Achille Mbembe, historiador, pensador pós-colonial e cientista político chamou de “necropolítica” as políticas de morte para o controle da população. Mbembe mostrou como o biopoder (*) é insuficiente para entender as relações de inimizade e de perseguição contemporâneas, já que há uma necropolítica em curso para produzir os “mundos da morte”. Relacionando a noção de biopoder com dois outros conceitos (estado de exceção e estado de sítio), Mbembe mostra de forma bastante clara como “o estado de exceção e a relação de inimizade tornaram-se a base normativa do direito de matar”, e como o poder  “apela à exceção, à emergência e a uma noção ficcional do inimigo” para justificar o extermínio de outrem.

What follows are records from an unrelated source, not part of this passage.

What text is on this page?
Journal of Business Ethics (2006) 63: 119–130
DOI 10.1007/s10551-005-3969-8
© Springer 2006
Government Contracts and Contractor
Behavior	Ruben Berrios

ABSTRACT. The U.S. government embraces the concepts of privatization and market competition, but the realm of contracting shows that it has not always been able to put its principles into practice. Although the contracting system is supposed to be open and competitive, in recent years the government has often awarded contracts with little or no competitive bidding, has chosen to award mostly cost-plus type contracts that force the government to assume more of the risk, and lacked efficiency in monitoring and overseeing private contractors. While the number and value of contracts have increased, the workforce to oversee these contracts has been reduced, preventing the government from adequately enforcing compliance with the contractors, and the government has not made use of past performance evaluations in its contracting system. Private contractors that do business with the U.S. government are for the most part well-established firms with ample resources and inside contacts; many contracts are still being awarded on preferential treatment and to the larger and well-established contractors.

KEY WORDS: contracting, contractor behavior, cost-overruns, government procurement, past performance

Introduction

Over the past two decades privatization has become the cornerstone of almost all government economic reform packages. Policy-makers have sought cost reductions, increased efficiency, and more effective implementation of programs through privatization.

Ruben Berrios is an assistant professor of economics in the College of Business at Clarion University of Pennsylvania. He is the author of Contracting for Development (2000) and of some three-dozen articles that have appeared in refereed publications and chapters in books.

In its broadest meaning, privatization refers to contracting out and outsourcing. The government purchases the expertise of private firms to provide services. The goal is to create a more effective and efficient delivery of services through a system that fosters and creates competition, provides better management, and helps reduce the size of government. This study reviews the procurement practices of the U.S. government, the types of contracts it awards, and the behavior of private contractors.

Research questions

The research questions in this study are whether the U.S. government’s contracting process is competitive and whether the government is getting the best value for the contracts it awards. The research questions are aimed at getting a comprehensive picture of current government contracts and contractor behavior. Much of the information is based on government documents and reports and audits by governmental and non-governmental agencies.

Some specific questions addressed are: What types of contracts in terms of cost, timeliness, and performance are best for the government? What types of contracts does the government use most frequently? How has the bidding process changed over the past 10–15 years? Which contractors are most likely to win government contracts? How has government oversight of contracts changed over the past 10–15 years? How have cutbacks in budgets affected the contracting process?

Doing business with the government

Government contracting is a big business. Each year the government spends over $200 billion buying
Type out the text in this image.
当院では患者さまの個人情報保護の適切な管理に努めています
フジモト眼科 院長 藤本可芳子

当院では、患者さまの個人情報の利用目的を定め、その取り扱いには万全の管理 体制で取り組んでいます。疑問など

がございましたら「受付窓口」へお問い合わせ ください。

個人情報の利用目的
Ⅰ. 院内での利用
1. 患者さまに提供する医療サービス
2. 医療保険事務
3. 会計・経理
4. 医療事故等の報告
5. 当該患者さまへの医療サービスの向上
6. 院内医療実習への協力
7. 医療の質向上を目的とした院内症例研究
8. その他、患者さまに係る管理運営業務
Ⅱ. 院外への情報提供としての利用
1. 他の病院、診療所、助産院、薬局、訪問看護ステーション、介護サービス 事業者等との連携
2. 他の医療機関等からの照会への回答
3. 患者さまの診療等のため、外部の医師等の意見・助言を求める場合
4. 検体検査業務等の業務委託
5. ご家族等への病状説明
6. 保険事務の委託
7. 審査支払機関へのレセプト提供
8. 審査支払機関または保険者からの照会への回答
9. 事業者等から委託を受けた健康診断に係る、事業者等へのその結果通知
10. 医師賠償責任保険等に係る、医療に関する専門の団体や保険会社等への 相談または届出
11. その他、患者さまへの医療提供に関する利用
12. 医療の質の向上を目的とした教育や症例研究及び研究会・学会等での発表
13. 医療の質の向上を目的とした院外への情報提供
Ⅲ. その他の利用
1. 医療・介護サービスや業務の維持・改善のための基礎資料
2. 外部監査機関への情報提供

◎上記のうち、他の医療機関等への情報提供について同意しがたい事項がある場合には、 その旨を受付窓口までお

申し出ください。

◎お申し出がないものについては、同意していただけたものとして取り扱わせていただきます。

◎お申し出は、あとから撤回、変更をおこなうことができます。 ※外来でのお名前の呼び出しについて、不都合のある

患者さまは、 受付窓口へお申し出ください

Quando o funcionamento do Estado deixa claro a necropolítica como regime de governo das populações, a desordem passa a ser descrita como “emergencial, conflito armado ou crise humanitária”.

O GOVERNO E A COVID-19

Os conceitos de *biopolítica e necropolítica tornaram-se cada vez mais relevantes nas ciências sociais, caracterizada por um sistema capitalista mundializado, neoliberal,  financeirizado, cuja raiz é a superexploração do trabalho e a concepção do produto como riqueza de poucos e pobreza/ miséria de muitos.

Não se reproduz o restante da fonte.